And this is when I’d quit being a coach
I’m not a coach. I don’t have a desire to be one. If I was one, however, I’d be very concerned about what the Gering Public Schools is considering. At their board meeting on Monday night, the school district will be debating not only whether or not to start drug testing their student athletes, but also their coaches.
Gering Superintendent Don Hague says the school board will discuss a proposed random drug testing policy when they meet Monday evening. The board has had preliminary talks about the idea, which initially was being considered just for students in extra-curricular activities. Hague says there will be some discussion about including coaches in the random testing as well.
There is no need to drug test the coaches. They are not competing in athletic events and it is a basic violation of their privacy rights. Under The Constitution, you are presumed innocent until proven guilty and you are also given the protection from unwarranted search and seizure.

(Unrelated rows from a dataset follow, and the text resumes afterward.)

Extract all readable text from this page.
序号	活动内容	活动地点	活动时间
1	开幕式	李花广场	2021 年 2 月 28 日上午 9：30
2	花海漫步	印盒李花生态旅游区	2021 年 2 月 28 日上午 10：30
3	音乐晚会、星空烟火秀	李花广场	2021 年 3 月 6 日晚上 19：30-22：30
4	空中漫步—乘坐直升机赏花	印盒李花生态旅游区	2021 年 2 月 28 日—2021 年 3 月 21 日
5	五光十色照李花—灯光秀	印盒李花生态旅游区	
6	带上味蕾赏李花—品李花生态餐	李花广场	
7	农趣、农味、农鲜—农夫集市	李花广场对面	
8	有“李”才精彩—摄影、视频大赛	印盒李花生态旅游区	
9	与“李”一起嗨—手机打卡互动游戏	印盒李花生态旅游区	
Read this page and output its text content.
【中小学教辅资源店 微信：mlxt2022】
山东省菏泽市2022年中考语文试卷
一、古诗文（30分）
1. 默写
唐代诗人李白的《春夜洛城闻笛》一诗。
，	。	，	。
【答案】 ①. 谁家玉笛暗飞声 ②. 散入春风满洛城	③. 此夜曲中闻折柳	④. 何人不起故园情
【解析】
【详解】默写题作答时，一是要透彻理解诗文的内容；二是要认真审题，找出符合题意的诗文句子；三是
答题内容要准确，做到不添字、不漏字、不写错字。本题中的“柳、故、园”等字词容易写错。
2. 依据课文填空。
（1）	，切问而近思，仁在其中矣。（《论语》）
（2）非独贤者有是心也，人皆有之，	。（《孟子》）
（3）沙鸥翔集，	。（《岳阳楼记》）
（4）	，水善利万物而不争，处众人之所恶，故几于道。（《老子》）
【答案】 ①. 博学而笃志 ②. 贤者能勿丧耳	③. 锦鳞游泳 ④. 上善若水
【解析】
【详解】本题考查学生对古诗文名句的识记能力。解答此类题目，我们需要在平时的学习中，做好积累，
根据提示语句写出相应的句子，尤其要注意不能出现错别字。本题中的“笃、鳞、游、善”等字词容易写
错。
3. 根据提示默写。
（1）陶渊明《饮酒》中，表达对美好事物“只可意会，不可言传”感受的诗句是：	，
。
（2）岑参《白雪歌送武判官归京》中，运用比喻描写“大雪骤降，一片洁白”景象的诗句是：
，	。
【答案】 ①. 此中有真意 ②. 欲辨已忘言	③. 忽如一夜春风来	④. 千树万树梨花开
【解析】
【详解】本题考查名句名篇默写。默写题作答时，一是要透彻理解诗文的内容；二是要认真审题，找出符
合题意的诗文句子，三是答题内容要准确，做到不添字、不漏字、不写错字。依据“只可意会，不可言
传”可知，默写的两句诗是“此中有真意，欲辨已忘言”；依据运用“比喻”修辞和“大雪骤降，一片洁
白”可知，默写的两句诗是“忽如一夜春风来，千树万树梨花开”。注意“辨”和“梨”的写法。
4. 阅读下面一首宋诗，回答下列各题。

In essence, drug testing is a form of employment discrimination. You are eliminating an entire group of people from possible employment simply because they stand up for their rights and say they will not be tested. In 1997, by an 8-1 decision, the Supreme Court agreed in the case of Chandler v. Miller that a Georgia law forcing state employees to take drug tests constituted an unreasonable search.
Justice Ruth Bader Ginsburg, writing for the majority, said that the drug testing was an unreasonable search. The state can impose drug tests in exceptional cases, when there is a public-safety need for them (as with bus and train operators, for instance). But the Fourth Amendment does not allow the state to diminish “personal privacy for a symbol’s sake,” the court said.
I have been working for Gering Public Schools for five years. If I was a coach, I’d step down from my position and refuse to be tested if such a policy was implemented. If they force such a policy upon all school staff I would refuse, citing Chandler v. Miller, and immediately start looking for a constitutional lawyer.